À ces objectifs principaux s’en ajoutent d’autres, comparatifs, tels que l’influence du milieu social, de la primiparité/ multiparité et du contexte romand/ alémanique.

Quelles méthodes de recherche avez-vous retenues ? Pourquoi ?

Il s’agit d’une étude qualitative impliquant deux séries d’entretiens semi-directifs : des entretiens séparés entre la femme et l’homme durant la grossesse, puis un entretien avec la femme uniquement au cours des premiers mois suivant l’accouchement.
Le recours à une méthode qualitative est dicté par la nature des objectifs : comprendre le point de vue des participants et leurs lignes de conduite dans leur contexte de vie quotidien. En outre, dès lors que l’on a affaire à des sujets fortement chargés sur le plan de l’autorité des savoirs experts et des recommandations, des entretiens favorisent en principe l’accès aux représentations des individus eux-mêmes, au-delà des normes officielles ou de ce qui peut être perçu comme convenu de dire. Enfin, la souplesse des méthodes qualitatives est une nécessité dans notre cas, dans la mesure où, par exemple, le guide d’entretien pour la phase d’allaitement est adapté pour chaque interviewée en fonction du contenu de l’entretien durant la grossesse. C’est évidemment une richesse de ce type de dispositif.

A quel stade du projet en êtes-vous ?

Le projet est prévu sur 36 mois et nous avons démarré à la fin du printemps 2017. Nous en sommes actuellement à la phase de récolte des données, la première série d’entretiens séparés femme / homme est bien avancée et les deux chercheuses – Solène Gouilhers Hertig et Irina Radu – viennent de commencer les premiers entretiens de la seconde série.

À votre avis, cette recherche aura-t-elle des retombées sur le terrain ? Et si oui, sur les enseignements, sur les pratiques professionnelles, voire des retombées plus larges ?

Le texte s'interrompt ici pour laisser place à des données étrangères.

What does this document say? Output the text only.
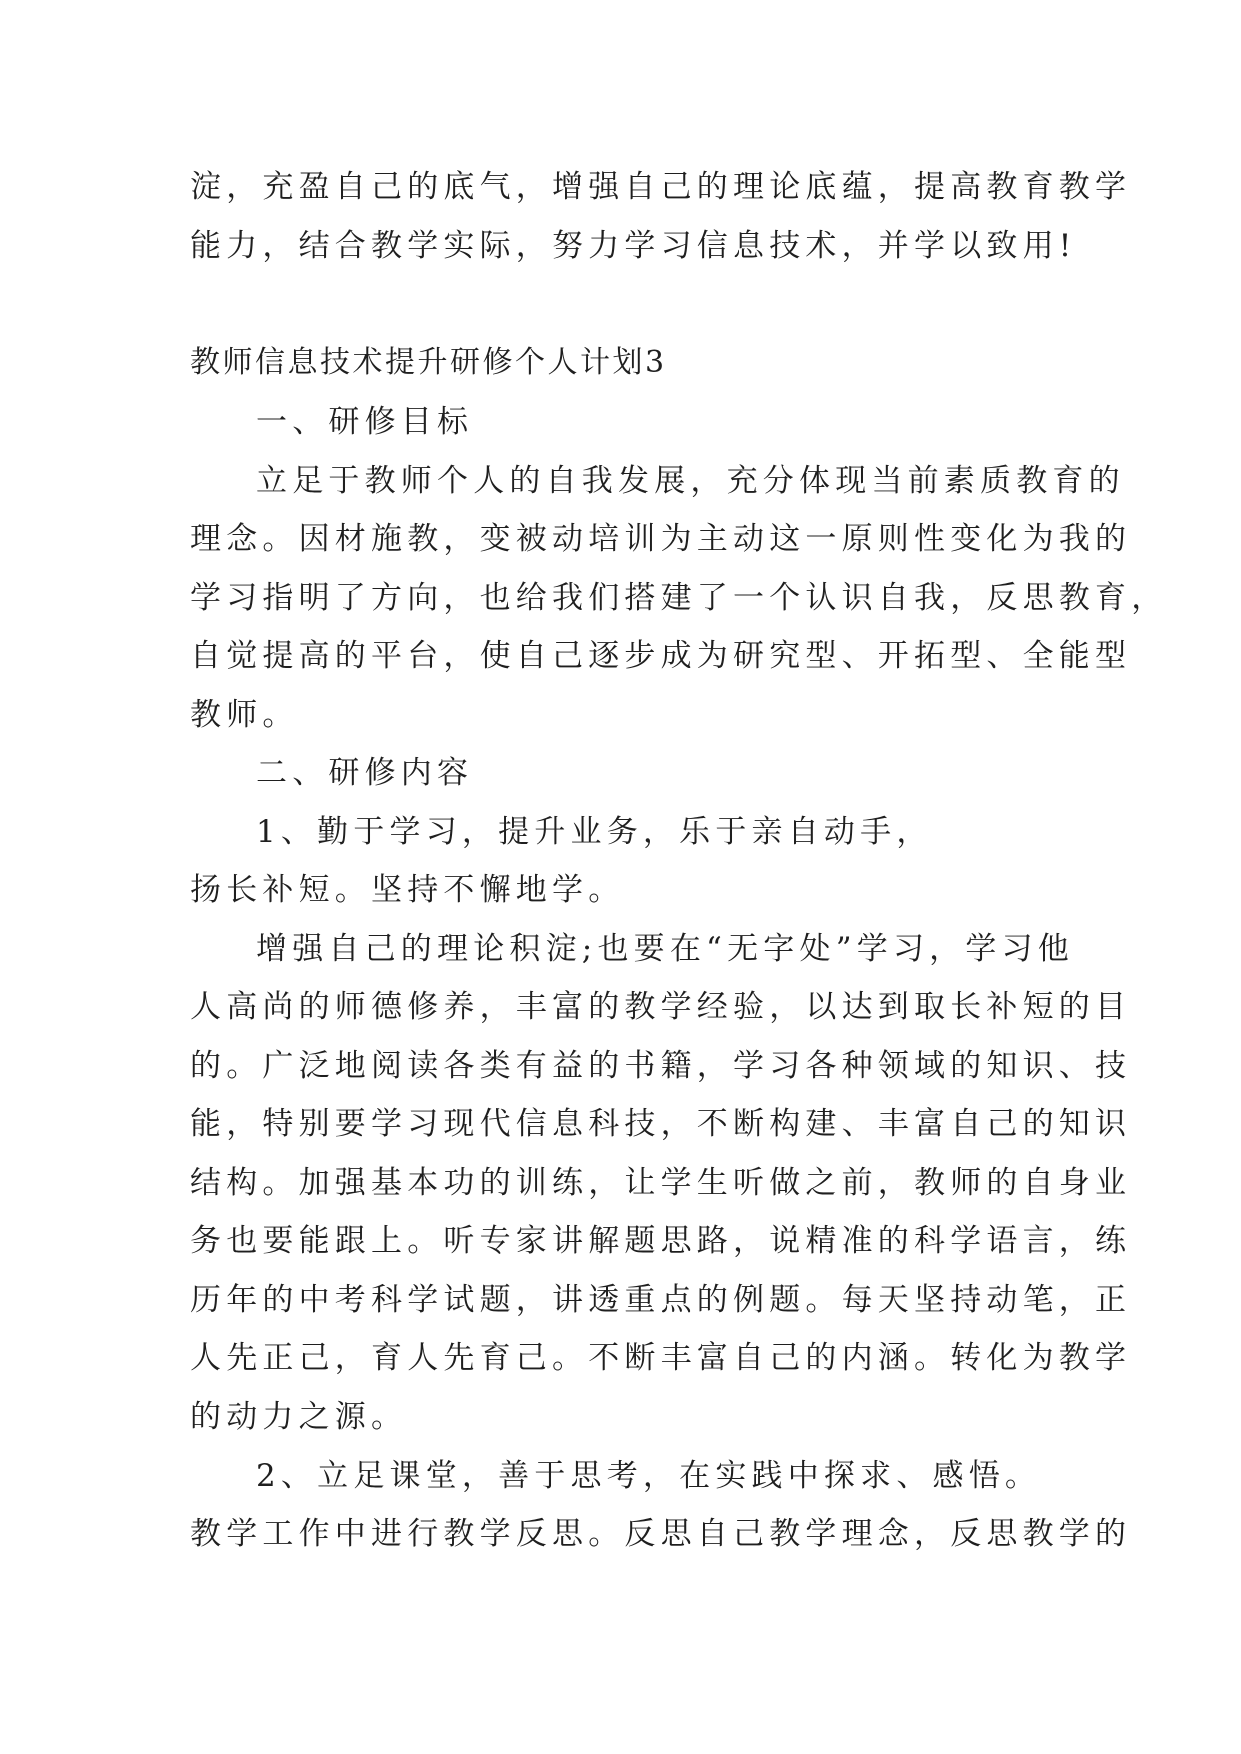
淀，充盈自己的底气，增强自己的理论底蕴，提高教育教学
能力，结合教学实际，努力学习信息技术，并学以致用!
教师信息技术提升研修个人计划3
一、研修目标
立足于教师个人的自我发展，充分体现当前素质教育的
理念。因材施教，变被动培训为主动这一原则性变化为我的
学习指明了方向，也给我们搭建了一个认识自我，反思教育，
自觉提高的平台，使自己逐步成为研究型、开拓型、全能型
教师。
二、研修内容
1、勤于学习，提升业务，乐于亲自动手，
扬长补短。坚持不懈地学。
增强自己的理论积淀;也要在“无字处”学习，学习他
人高尚的师德修养，丰富的教学经验，以达到取长补短的目
的。广泛地阅读各类有益的书籍，学习各种领域的知识、技
能，特别要学习现代信息科技，不断构建、丰富自己的知识
结构。加强基本功的训练，让学生听做之前，教师的自身业
务也要能跟上。听专家讲解题思路，说精准的科学语言，练
历年的中考科学试题，讲透重点的例题。每天坚持动笔，正
人先正己，育人先育己。不断丰富自己的内涵。转化为教学
的动力之源。
2、立足课堂，善于思考，在实践中探求、感悟。
教学工作中进行教学反思。反思自己教学理念，反思教学的
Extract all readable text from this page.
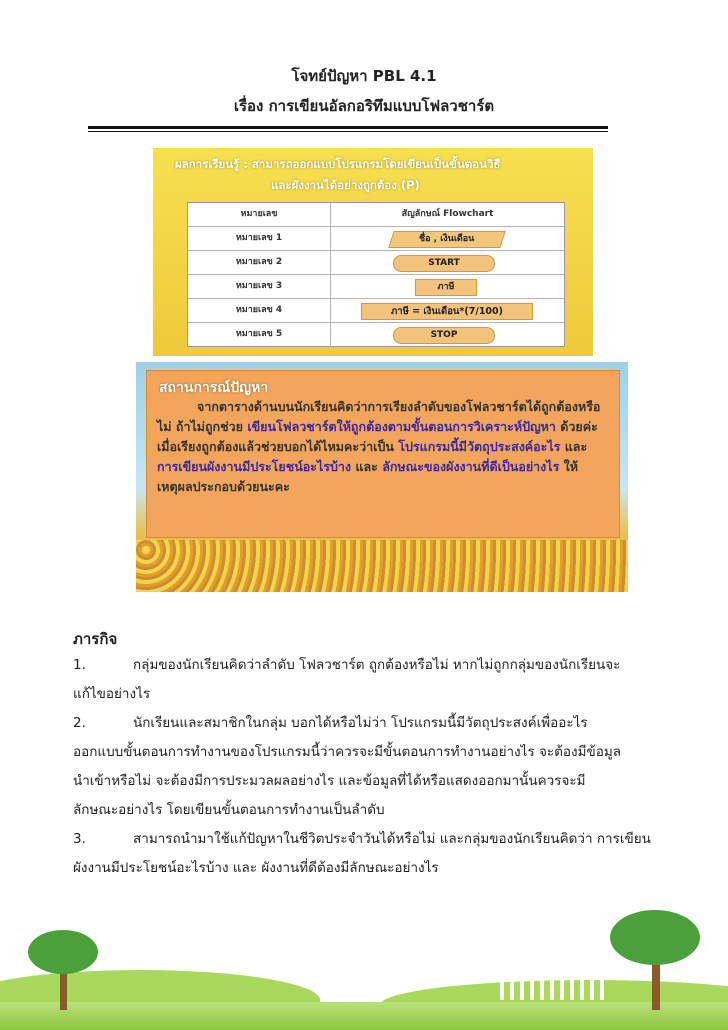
โจทย์ปัญหา PBL 4.1
เรื่อง การเขียนอัลกอริทึมแบบโฟลวชาร์ต
ผลการเรียนรู้ : สามารถออกแบบโปรแกรมโดยเขียนเป็นขั้นตอนวิธี
และผังงานได้อย่างถูกต้อง (P)
หมายเลข	สัญลักษณ์ Flowchart
หมายเลข 1	ชื่อ , เงินเดือน
หมายเลข 2	START
หมายเลข 3	ภาษี
หมายเลข 4	ภาษี = เงินเดือน*(7/100)
หมายเลข 5	STOP
สถานการณ์ปัญหา
จากตารางด้านบนนักเรียนคิดว่าการเรียงลำดับของโฟลวชาร์ตได้ถูกต้องหรือไม่ ถ้าไม่ถูกช่วย เขียนโฟลวชาร์ตให้ถูกต้องตามขั้นตอนการวิเคราะห์ปัญหา ด้วยค่ะ เมื่อเรียงถูกต้องแล้วช่วยบอกได้ไหมคะว่าเป็น โปรแกรมนี้มีวัตถุประสงค์อะไร และ การเขียนผังงานมีประโยชน์อะไรบ้าง และ ลักษณะของผังงานที่ดีเป็นอย่างไร ให้เหตุผลประกอบด้วยนะคะ
ภารกิจ
1.	กลุ่มของนักเรียนคิดว่าลำดับ โฟลวชาร์ต ถูกต้องหรือไม่ หากไม่ถูกกลุ่มของนักเรียนจะ
แก้ไขอย่างไร
2.	นักเรียนและสมาชิกในกลุ่ม บอกได้หรือไม่ว่า โปรแกรมนี้มีวัตถุประสงค์เพื่ออะไร
ออกแบบขั้นตอนการทำงานของโปรแกรมนี้ว่าควรจะมีขั้นตอนการทำงานอย่างไร จะต้องมีข้อมูล
นำเข้าหรือไม่ จะต้องมีการประมวลผลอย่างไร และข้อมูลที่ได้หรือแสดงออกมานั้นควรจะมี
ลักษณะอย่างไร โดยเขียนขั้นตอนการทำงานเป็นลำดับ
3.	สามารถนำมาใช้แก้ปัญหาในชีวิตประจำวันได้หรือไม่ และกลุ่มของนักเรียนคิดว่า การเขียน
ผังงานมีประโยชน์อะไรบ้าง และ ผังงานที่ดีต้องมีลักษณะอย่างไร
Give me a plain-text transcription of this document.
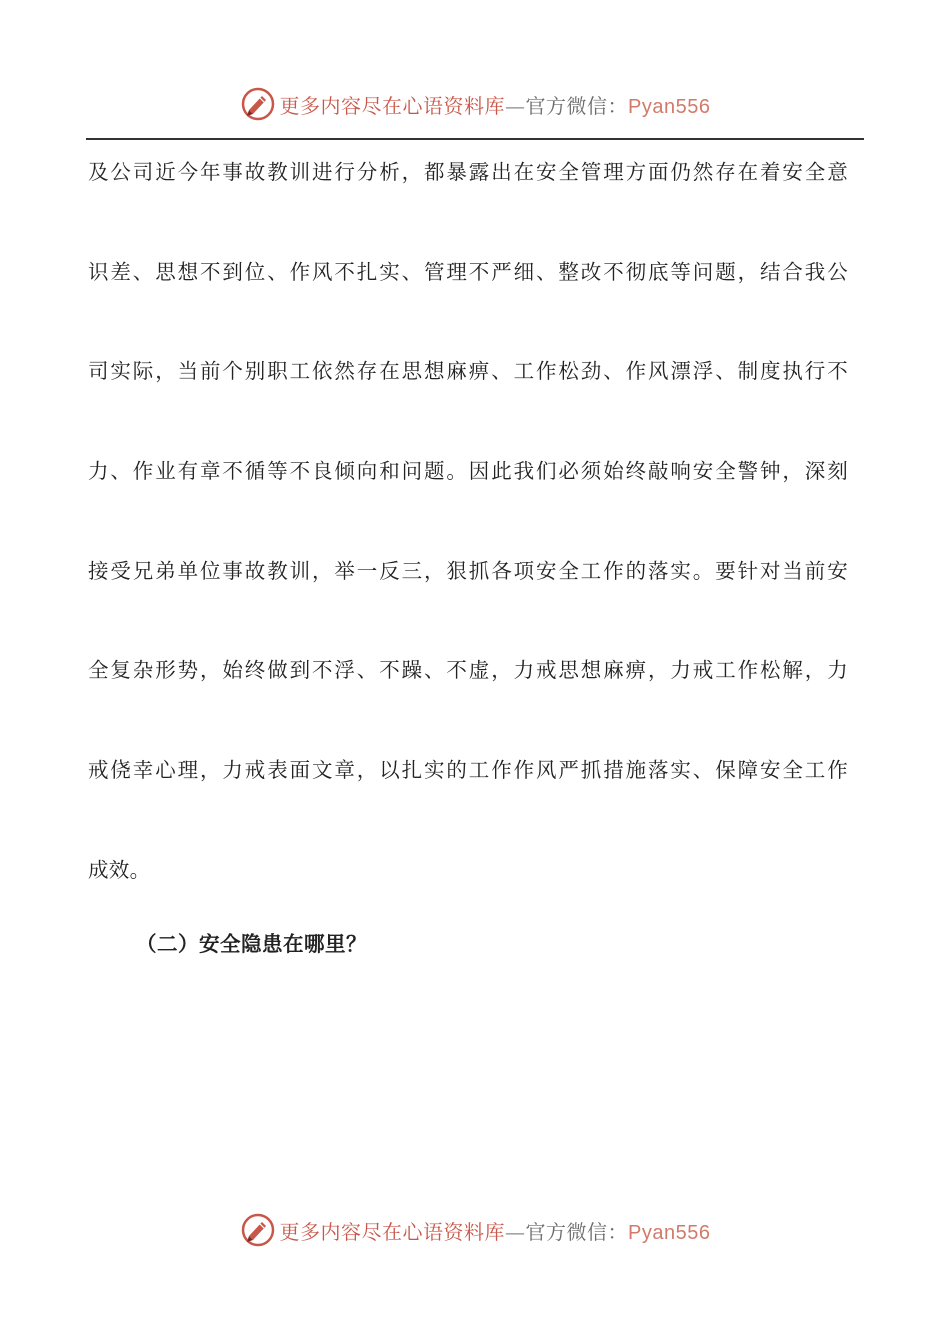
更多内容尽在心语资料库—官方微信：Pyan556
及公司近今年事故教训进行分析，都暴露出在安全管理方面仍然存在着安全意
识差、思想不到位、作风不扎实、管理不严细、整改不彻底等问题，结合我公
司实际，当前个别职工依然存在思想麻痹、工作松劲、作风漂浮、制度执行不
力、作业有章不循等不良倾向和问题。因此我们必须始终敲响安全警钟，深刻
接受兄弟单位事故教训，举一反三，狠抓各项安全工作的落实。要针对当前安
全复杂形势，始终做到不浮、不躁、不虚，力戒思想麻痹，力戒工作松解，力
戒侥幸心理，力戒表面文章，以扎实的工作作风严抓措施落实、保障安全工作
成效。
（二）安全隐患在哪里？
更多内容尽在心语资料库—官方微信：Pyan556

Outre une contribution à la connaissance sociologique dans le domaine de la perception profane du risque, cette recherche vise à explorer les choix d’abstinence et de relativisation du risque lié à l’alcool.
D’un point de vue professionnel, il sera particulièrement important de documenter de quelle manière les recommandations officielles sont comprises, comment elles sont transmises, à quelles normes et valeurs les recommandations sont confrontées dans la vie quotidienne, quelles sont les connaissances recherchées et mobilisées par les couples, ainsi que les difficultés auxquelles ces derniers sont confrontés dans la transition. Ces aspects, notamment le rôle joué par le partenaire, permettront d’alimenter la réflexion sur les pratiques professionnelles en matière d’information, de prévention et de conseil en matière de consommation d’alcool durant la grossesse et l’allaitement, tant par la voie de l’enseignement que par la diffusion des résultats auprès des milieux intéressés.

Titre du projet FNS
« Les couples et la consommation d’alcool durant la grossesse et l’allaitement : approche socioculturelle d’un risque « ordinaire »».

Equipe de recherche
Yvonne Meyer, HESAV
Jessica Pehlke-Milde, ZHAW
Raphaël Hammer, HESAV
Solène Gouilhers Hertig, HESAV
Irina Radu, ZHAW

Notes de bas de page

  1. Manaï D., Burton-Jeangros C. et Elger B. (éds). Risques et informations dans le suivi de la grossesse : droit, éthique et pratiques sociales. Berne, Suisse : Ed. Stämpfli.
  2. Hammer R. et Inglin S. (2014). I don’t think it’s risky, but…’ : pregnant women’s risk perceptions of maternal drinking and smoking. Health, Risk & Society, 16(1), 22-35.